Japan will send wooden satellite into space next year

by time news

2023-11-30 11:53:23

Next February, Japan will send a satellite made of magnolia wood – they tested it with three different wood samples. Scientists believe that, after the tests carried out on the International Space Station (ISS), the satellite is now ready to be launched into space.

It is the world’s first artificial wooden satellite and is being developed by the Space Wood Laboratory at Kyoto University, in a project of the Japanese space agency (JAXA) and NASA.

One of the reasons why they have decided to make this wooden satellite is because it is a useful and biodegradable material.

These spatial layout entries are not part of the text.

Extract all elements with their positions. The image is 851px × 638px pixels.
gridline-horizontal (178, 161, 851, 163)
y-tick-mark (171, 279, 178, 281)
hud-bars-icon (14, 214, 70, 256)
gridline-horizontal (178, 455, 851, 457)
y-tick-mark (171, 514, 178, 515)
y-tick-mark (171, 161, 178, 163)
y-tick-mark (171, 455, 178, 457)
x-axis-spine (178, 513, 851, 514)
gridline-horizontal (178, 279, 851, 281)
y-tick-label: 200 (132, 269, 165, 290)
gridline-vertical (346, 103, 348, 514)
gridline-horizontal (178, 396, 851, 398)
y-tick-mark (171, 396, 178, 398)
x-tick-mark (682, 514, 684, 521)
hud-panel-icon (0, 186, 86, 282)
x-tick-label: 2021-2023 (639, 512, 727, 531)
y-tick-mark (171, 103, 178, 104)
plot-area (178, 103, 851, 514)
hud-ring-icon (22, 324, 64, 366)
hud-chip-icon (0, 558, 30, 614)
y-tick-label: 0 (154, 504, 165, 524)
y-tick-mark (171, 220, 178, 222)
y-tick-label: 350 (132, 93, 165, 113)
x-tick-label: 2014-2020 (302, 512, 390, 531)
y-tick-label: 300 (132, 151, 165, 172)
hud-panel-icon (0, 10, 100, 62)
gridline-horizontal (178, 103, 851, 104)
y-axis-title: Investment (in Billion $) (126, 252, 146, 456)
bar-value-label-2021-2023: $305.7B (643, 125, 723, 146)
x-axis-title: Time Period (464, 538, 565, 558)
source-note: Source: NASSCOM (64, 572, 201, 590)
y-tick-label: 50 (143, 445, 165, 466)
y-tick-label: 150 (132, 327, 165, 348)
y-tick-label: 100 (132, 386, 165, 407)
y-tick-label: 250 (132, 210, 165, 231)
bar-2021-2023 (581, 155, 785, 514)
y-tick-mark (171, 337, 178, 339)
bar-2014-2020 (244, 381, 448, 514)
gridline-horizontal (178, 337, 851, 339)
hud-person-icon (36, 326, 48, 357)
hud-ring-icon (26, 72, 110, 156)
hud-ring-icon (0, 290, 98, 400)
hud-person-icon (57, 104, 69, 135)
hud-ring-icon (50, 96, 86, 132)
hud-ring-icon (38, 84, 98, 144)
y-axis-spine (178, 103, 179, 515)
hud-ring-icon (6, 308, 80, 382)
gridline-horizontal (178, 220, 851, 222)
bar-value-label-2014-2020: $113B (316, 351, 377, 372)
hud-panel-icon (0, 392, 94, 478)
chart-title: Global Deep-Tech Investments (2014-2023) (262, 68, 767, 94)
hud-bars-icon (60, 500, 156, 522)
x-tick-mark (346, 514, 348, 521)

In space, wood does not rot or burn, it is incinerated into fine ash upon entering the Earth’s atmosphere.

“Three wood samples were tested and showed no deformation after exposure to space,” the researchers said in a statement. “Despite the extreme environment of outer space involving significant temperature changes and exposure to intense cosmic rays and dangerous solar particles for 10 months, testing confirmed that there is no decomposition or deformation, such as cracks, warping, peeling or damage to the surface “, reports ‘Europa Press’.

It could be one more step to reduce space debris. More than 9,300 tons of space objects, including space debris such as inoperative satellites and pieces of spent rocket stages, orbit Earth. They cause light pollution and make distant spatial phenomena more difficult to detect.

According to researchers, wooden satellites like LignoSat should, in theory, be less harmful than space debris.